Le jour suivant je suis allé à l’extrémité méridionale du pays, Shah Porir Dwip, où des déplacés rohingyas continuaient d’arriver en barques. Beaucoup de morts flottaient dans l’eau. Sous une pluie battante, les réfugiés ont embarqué dans des camions, en direction de camps d’accueil.(...)

e me suis senti impuissant. J’ai perdu mon sang-froid et j’ai fondu en larmes. Je sentais quelque chose me blesser de l’intérieur. J’ai toujours eu pitié des enfants dans de telles situations mais la rencontre avec cette petite orpheline m’a touché plus profondément. Sur le moment, tout ce que j’ai trouvé à faire a été de prier Dieu qu’elle soit en sureté. Et j’ai vraiment espéré que cette prière fonctionne.
J’ai été à nouveau absorbé par le travail, mais je n’ai pas eu beaucoup de répit sur le plan émotionnel. J’ai rencontré Azizul, un jeune garçon, 15 ans, victime d’une mine anti-personnel.

Il avait perdu les deux jambes et une partie du ventre. (...)

Et bien au-dessus de tout çà, bien loin, il y a des plans, des politiques, des stratégies qui se jouent dans l’arène diplomatique. Quant à nous, journalistes, nous couvrons sans relâche l’actualité, même si je me demande jusqu’à quel point cette activité peut avoir un sens ! (...)

Je suis arrivé à soulager mes douleurs au dos avec des médicaments, mais je me demande s’il existe pour guérir mon esprit après tout ce que j’ai vu ces derniers jours. (...)

Je me souviendrai à vie de ses cris de douleur
Par Agnes Bun

Azizul avait quinze ans. Réfugié rohingya, il traversait la frontière entre la Birmanie et le Bangladesh avec ses parents, son frère et ses deux soeurs lorsqu’il a sauté sur une mine. Les jambes emportées, il est arrivé au Bangladesh, pour y mourir un peu plus tard dans un lit d’hôpital, entouré d’autres réfugiés rohingyas, également blessés lors d’un périple durant lequel ils ont dû risquer leur vie pour espérer la sauver. (...)

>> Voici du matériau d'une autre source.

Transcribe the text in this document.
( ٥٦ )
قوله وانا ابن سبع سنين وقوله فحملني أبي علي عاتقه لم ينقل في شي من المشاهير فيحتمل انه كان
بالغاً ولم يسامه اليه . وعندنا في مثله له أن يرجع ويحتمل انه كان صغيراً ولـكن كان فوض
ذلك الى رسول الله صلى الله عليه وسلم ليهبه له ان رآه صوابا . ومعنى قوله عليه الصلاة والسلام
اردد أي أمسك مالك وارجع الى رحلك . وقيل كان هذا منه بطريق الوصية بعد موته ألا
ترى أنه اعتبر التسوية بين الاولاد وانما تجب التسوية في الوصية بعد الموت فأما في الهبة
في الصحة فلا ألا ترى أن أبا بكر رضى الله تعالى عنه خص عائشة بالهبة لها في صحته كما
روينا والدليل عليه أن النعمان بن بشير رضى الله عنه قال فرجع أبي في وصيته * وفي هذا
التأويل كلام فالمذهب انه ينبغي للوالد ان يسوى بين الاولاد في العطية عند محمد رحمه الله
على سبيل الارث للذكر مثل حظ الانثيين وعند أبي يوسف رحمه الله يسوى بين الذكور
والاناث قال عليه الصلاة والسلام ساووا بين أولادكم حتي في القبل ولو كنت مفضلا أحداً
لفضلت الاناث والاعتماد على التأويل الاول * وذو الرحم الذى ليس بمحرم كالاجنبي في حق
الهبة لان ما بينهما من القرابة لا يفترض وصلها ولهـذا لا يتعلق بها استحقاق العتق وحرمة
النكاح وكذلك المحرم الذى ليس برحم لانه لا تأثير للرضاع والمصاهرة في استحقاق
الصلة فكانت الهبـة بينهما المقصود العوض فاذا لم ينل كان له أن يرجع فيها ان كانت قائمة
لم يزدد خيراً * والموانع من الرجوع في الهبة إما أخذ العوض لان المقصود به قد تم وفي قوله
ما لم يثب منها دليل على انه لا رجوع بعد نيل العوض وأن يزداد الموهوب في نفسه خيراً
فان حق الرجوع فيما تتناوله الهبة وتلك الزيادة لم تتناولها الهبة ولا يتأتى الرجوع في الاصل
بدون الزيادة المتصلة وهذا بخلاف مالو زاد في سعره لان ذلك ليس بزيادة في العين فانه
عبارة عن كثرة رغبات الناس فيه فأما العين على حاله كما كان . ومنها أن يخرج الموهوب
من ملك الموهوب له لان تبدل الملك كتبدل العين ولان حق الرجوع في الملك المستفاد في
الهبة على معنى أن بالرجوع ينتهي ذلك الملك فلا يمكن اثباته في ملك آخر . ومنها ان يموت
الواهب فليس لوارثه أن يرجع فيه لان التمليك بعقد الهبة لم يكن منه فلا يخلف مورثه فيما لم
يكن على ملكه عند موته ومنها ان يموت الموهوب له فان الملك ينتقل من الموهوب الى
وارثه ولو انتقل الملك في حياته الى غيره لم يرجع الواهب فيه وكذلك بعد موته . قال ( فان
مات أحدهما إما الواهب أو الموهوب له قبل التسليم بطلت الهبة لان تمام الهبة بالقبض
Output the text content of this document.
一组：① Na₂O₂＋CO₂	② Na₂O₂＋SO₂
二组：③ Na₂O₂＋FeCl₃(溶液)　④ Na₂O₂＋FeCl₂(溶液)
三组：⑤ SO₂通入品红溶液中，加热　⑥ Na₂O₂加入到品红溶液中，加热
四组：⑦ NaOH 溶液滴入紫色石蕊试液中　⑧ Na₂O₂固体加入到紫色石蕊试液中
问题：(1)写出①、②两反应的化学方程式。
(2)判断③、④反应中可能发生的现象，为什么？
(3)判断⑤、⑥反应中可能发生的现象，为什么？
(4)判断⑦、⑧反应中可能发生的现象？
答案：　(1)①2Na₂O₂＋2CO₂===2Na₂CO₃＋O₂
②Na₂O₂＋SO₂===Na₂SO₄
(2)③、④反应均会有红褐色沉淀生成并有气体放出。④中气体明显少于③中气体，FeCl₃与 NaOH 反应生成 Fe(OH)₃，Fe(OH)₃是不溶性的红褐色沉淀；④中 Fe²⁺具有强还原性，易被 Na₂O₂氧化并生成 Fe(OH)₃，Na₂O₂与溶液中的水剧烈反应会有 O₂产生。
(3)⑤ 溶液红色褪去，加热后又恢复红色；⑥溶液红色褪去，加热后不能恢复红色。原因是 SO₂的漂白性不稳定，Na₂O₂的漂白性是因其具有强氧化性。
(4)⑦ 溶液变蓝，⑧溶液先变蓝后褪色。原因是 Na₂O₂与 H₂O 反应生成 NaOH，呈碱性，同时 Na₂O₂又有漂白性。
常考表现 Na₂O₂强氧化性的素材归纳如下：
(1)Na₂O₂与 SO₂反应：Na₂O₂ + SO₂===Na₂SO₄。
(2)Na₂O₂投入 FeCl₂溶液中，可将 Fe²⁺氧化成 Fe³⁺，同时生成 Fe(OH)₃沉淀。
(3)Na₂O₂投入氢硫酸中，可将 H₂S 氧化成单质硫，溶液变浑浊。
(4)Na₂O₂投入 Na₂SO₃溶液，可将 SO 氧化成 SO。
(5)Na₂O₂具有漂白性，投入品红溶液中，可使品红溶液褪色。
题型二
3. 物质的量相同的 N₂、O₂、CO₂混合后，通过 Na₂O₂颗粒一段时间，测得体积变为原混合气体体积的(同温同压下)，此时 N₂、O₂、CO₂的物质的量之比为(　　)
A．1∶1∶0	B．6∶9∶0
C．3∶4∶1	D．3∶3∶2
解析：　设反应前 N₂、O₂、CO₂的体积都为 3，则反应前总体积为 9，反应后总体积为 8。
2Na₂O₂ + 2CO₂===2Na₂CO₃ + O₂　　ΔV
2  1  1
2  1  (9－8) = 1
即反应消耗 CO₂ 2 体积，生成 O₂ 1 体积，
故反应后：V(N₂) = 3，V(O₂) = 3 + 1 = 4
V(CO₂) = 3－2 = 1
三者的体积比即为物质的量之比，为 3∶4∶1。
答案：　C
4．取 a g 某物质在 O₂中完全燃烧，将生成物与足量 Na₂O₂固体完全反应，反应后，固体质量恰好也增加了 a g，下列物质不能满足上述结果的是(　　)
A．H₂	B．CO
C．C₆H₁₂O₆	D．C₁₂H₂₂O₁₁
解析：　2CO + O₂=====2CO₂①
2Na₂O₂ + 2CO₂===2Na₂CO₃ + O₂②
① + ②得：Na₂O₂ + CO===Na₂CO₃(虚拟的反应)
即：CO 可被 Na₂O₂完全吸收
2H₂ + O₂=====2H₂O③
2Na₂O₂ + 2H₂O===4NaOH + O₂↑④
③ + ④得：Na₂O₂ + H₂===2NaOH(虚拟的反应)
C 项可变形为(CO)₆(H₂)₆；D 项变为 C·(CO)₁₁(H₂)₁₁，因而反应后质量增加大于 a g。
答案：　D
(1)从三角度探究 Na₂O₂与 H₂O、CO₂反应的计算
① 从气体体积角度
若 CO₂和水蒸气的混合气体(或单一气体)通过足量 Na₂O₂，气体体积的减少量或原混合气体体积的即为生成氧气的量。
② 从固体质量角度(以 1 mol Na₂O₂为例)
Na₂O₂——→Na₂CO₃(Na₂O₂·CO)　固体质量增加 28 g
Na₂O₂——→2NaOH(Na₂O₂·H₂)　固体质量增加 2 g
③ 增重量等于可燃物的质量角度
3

En tant que journaliste vidéo pour l’AFP, j’ai couvert les conséquences d’un typhon, d’une guerre, d’un séisme, et de plusieurs inondations. A chaque catastrophe, des visages s’impriment en moi, une forme de souffrance en relief inversé qui écrase les tripes jusqu’à en pleurer.
Mais cette fois, couvrir la crise des réfugiés rohingyas pendant une semaine est allé au-delà d’une expérience d’empathie extrême. Ces familles entières déracinées dont je croisais le regard effaré, ou vide, ou voilé par l’incompréhension de la haine qui soudain s’est abattue sur eux, ces familles-là, c’était la mienne, il y a moins d’un demi-siècle de cela. (...)

ces hordes de gamins seuls, à moitié nus, pleurant, vomissant, leurs parents perdus dans la confusion de la fuite ou tués, parfois devant leurs yeux écarquillés, plus jamais innocents. (...)

ce chaos permanent, qui est tel que parfois des réfugiés sont fauchés sur le bord de la route par des véhicules fonçant à une vitesse inconsidérée ; j’en ai vu un, âgé, se faire percuter et s’effondrer, la tête en sang. Mes collègues et moi avons poursuivi le camion coupable avec notre voiture, noté sa plaque d’immatriculation et immédiatement transmis le numéro à la police, qui a dit qu’elle allait suivre le dossier… Je n’ai pas grand espoir. (...)

Durant cette semaine passée au Bangladesh, j’ai filmé, le plus possible, pour montrer au monde ce qui se passe quand la folie des hommes jette sur la route des centaines de milliers de vies et les bouleverse à jamais.
Même si je n’ai pas moi-même connu le génocide cambodgien, cet évènement continue à peser sur ma vie et sur mes choix, notamment de carrière.

Alors cette fois, je crois que j’ai aussi un peu filmé pour moi, fille de survivants, et pour ma famille, pour mon père décédé trop tôt, qui aurait peut-être été fier de mes efforts pour attirer l’attention sur d’autres histoires comme la nôtre, à l’autre bout du monde. Ou peut-être, au contraire, aurait-il été horrifié de me voir replonger dans une tragédie similaire à celle dont il a toujours voulu me protéger.